Let’s now take a look at hedge fund activity in other stocks – not necessarily in the same industry as BBVA Banco Frances S.A. (NYSE:BFR) but similarly valued. These stocks are World Fuel Services Corporation (NYSE:INT), GTT Communications Inc (NYSE:GTT), Artisan Partners Asset Management Inc (NYSE:APAM), and NeoGenomics, Inc. (NASDAQ:NEO). All of these stocks’ market caps resemble BFR’s market cap.
|Ticker||No of HFs with positions||Total Value of HF Positions (x1000)||Change in HF Position|
View table here if you experience formatting issues.
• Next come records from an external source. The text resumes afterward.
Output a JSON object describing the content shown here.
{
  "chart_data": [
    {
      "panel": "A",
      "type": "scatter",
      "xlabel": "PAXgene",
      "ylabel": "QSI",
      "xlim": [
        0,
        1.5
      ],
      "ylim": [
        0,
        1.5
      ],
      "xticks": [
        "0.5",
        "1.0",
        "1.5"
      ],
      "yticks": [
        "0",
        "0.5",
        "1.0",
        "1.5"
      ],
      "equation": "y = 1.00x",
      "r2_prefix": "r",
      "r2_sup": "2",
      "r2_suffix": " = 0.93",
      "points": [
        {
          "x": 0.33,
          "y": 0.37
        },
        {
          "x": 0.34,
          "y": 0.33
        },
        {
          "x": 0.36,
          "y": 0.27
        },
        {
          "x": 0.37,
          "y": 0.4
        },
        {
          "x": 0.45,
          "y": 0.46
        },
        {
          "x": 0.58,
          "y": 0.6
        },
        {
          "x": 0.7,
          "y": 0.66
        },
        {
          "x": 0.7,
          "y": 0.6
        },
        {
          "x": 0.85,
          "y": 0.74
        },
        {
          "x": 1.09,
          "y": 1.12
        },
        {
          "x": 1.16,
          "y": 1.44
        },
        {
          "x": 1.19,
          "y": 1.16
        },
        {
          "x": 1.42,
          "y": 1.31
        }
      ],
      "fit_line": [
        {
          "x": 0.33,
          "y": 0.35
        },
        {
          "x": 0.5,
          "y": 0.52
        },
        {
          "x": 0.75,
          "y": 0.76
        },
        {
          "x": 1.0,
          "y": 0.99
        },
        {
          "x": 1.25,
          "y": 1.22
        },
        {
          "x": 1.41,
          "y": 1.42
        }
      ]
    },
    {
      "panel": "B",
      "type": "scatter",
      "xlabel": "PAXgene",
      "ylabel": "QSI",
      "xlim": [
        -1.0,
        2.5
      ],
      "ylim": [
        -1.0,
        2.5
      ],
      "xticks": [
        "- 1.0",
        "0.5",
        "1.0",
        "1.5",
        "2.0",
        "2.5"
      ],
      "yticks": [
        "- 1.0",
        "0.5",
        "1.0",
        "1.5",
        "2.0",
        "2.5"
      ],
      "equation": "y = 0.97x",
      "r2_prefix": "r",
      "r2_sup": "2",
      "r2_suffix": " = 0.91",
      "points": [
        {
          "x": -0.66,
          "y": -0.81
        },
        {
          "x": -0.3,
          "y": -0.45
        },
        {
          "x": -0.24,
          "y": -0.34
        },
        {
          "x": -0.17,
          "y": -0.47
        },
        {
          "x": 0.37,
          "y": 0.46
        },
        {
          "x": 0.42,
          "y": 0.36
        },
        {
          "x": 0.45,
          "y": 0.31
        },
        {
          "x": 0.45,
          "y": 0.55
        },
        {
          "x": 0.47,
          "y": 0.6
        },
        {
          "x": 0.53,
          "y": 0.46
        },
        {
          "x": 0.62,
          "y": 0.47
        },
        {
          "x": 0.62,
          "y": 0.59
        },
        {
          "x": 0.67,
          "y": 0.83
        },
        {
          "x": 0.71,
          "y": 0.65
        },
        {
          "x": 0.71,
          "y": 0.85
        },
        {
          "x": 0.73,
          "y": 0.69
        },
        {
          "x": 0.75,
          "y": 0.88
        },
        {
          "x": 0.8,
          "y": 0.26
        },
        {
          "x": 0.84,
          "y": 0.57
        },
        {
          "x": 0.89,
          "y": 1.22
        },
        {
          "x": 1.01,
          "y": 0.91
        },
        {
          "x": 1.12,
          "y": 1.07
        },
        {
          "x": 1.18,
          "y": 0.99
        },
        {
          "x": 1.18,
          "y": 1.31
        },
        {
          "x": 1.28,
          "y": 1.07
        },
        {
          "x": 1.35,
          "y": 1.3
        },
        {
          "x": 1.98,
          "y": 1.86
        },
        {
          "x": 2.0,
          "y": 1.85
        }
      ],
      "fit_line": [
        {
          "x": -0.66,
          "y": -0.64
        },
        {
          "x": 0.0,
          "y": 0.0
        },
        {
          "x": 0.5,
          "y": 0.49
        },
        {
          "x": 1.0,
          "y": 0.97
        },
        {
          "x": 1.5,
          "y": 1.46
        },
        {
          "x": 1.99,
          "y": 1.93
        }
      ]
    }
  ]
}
As you can see these stocks had an average of 16.75 hedge funds with bullish positions and the average amount invested in these stocks was $221 million. That figure was $29 million in BFR’s case. World Fuel Services Corporation (NYSE:INT) is the most popular stock in this table. On the other hand NeoGenomics, Inc. (NASDAQ:NEO) is the least popular one with only 15 bullish hedge fund positions. Compared to these stocks BBVA Banco Frances S.A. (NYSE:BFR) is even less popular than NEO. Hedge funds clearly dropped the ball on BFR as the stock delivered strong returns, though hedge funds’ consensus picks still generated respectable returns. Our calculations showed that top 20 most popular stocks among hedge funds returned 6.2% in Q2 through June 19th and outperformed the S&P 500 ETF (SPY) by nearly 3 percentage points. A small number of hedge funds were also right about betting on BFR as the stock returned 22.3% during the same period and outperformed the market by an even larger margin.